I'm reading this article by Vitalik Buterin on Problems in Cryptocurrency and don't quite understand what this means:

Ideally, after some number of blocks (perhaps logarithmic in the total size of the network) every transaction should require 51% of network hashpower to reverse. However, solutions where transactions can pay very small fees for a lower "level" of security are acceptable, though one should take care to avoid situations where an attacker can profit by performing one attack to reverse very many small transactions at the same time

I understand that Sybil attack can happen if more than 51% of the network is under one person's control, but I don't understand what it means to reverse network hashpower, and why 51% of it should be reversed.

  • I think it's about 51% attack. bitcoin.stackexchange.com/questions/10936/… It would require 51% of network hashpower to "reverse" any transaction (through reorg).
    – Tony Sanak
    Commented May 28, 2020 at 21:11
  • 1
    It's hard to figure out what it is you don't understand. The quote is talking about reversing transactions, not reversing hashpower. When you say "51% of it should be reversed", do you mean 51% of hashpower?

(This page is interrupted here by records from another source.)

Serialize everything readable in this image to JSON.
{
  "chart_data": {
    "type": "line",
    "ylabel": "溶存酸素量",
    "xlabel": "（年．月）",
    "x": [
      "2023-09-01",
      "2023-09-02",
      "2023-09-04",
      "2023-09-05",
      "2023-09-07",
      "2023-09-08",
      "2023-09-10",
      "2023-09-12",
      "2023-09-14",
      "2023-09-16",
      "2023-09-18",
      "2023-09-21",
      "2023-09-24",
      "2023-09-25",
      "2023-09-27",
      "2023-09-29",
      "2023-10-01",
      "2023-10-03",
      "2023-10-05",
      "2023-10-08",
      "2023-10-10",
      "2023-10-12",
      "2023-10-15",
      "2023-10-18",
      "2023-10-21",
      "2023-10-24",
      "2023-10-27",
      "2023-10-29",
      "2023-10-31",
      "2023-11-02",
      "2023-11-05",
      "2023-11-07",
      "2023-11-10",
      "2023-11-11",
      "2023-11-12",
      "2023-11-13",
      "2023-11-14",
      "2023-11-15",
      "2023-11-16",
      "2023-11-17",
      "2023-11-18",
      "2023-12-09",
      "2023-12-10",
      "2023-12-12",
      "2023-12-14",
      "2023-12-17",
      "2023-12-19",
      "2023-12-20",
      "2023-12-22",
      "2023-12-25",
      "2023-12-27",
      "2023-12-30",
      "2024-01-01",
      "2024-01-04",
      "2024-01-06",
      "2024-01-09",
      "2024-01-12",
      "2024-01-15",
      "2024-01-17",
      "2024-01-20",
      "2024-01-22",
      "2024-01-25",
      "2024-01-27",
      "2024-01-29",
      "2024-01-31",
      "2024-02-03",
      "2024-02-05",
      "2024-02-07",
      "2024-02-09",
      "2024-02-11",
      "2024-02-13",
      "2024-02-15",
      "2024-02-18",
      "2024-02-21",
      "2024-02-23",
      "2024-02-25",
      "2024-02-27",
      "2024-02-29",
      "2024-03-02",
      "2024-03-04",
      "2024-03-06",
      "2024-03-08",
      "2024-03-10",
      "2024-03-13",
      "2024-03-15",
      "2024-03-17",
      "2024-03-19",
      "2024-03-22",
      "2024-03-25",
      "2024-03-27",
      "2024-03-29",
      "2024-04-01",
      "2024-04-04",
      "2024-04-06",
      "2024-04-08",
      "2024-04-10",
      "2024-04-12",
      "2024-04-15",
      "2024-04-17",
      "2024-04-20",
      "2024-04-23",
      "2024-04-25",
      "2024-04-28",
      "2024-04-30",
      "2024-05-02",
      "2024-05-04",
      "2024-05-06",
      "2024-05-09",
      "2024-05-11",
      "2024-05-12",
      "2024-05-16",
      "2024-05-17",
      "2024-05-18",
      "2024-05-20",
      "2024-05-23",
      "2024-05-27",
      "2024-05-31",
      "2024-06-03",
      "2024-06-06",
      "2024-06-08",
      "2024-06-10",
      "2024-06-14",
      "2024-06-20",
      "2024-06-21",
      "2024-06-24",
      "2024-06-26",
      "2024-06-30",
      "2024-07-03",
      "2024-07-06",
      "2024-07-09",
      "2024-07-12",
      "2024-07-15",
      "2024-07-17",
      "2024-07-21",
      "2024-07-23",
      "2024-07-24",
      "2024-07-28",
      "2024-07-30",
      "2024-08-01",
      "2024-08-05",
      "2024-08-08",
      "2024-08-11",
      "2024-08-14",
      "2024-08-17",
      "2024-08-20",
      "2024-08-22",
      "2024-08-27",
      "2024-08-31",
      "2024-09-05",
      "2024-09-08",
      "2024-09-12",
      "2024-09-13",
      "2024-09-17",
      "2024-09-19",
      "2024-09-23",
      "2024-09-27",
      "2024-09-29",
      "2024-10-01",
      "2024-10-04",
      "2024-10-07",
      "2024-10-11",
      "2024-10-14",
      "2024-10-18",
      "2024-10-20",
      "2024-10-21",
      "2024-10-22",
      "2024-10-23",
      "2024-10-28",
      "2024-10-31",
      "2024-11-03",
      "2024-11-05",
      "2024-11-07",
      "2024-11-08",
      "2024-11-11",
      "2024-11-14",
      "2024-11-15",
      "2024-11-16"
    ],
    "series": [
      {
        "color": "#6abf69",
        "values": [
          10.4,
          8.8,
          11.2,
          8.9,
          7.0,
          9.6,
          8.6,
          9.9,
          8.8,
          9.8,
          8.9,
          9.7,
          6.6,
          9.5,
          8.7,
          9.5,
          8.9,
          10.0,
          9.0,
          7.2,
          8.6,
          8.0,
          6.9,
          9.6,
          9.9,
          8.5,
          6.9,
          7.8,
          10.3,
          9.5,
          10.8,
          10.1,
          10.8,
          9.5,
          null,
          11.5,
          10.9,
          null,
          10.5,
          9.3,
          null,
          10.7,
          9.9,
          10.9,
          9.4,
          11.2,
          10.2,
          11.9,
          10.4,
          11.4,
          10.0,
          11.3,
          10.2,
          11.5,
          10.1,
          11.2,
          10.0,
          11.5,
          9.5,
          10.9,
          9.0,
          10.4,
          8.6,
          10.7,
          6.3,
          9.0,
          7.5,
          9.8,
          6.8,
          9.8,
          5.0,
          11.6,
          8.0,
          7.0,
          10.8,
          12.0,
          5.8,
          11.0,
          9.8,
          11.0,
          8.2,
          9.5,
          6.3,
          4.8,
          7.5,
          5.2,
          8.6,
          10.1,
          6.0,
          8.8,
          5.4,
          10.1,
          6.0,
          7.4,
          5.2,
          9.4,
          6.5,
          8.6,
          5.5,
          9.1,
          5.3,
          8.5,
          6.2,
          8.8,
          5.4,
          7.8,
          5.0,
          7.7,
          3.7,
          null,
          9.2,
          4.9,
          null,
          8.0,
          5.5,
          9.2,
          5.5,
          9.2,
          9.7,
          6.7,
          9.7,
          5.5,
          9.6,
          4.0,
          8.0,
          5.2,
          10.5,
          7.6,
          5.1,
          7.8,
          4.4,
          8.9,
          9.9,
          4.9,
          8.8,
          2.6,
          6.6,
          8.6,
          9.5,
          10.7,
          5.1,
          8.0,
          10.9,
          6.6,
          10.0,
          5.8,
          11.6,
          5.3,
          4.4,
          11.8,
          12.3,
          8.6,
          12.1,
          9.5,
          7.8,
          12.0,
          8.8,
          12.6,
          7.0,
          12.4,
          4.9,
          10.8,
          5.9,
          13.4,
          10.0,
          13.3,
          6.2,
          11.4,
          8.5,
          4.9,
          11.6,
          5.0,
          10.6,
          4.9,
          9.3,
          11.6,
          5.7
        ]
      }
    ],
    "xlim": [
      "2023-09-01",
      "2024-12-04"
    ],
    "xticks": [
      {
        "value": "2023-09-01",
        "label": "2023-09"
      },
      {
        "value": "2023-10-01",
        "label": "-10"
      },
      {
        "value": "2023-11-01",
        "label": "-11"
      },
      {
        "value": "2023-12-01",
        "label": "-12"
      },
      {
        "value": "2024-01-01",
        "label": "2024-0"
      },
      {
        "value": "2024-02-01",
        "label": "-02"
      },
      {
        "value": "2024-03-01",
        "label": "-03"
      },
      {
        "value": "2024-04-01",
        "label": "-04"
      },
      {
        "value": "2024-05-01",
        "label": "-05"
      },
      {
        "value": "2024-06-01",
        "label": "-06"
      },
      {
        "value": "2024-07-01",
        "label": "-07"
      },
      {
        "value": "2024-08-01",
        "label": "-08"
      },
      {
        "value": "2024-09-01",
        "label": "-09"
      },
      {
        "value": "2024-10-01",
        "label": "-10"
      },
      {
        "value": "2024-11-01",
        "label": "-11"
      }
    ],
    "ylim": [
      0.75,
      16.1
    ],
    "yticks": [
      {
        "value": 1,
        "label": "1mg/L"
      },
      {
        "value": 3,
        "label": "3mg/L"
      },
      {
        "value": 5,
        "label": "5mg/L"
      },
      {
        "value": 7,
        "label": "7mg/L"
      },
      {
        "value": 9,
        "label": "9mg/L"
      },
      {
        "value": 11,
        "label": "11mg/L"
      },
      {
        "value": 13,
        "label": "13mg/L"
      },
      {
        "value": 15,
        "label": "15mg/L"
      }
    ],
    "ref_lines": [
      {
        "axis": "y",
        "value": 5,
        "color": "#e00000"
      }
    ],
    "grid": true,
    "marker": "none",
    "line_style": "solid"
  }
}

Hashpower is never reversed. Commented May 29, 2020 at 21:18
  • I've changed the tags on this question to "majority-attack" instead of "sybil-attack" as a sybil-attack is something you do on the node layer, and the majority-attack is something you do on the miner layer.
    – Murch
    Commented Jun 13, 2020 at 18:42

2 Answers 2


In theory, this attacker owns enough computing power that they could execute a "double spend" attack. They could spend coins in one place, allow the coins to enter the block chain as normal until the required confirmations are met, then fire up their 51% of the miners to craft a fraudulent fork of the block chain in which those coins were never spent, allowing them to re-spend the coins. This could theoretically be repeated for as long as the attacker maintained control of 51% or more of the hashrate.

Realistically, 51% is only the point at which this becomes possible not the point at which it becomes likely or easy. An attacker would probably need something like 65% to actually execute such an attack.

What can an attacker with 51% of hash power do?


An attack can only be launched when the attacker have more than 51% computational power.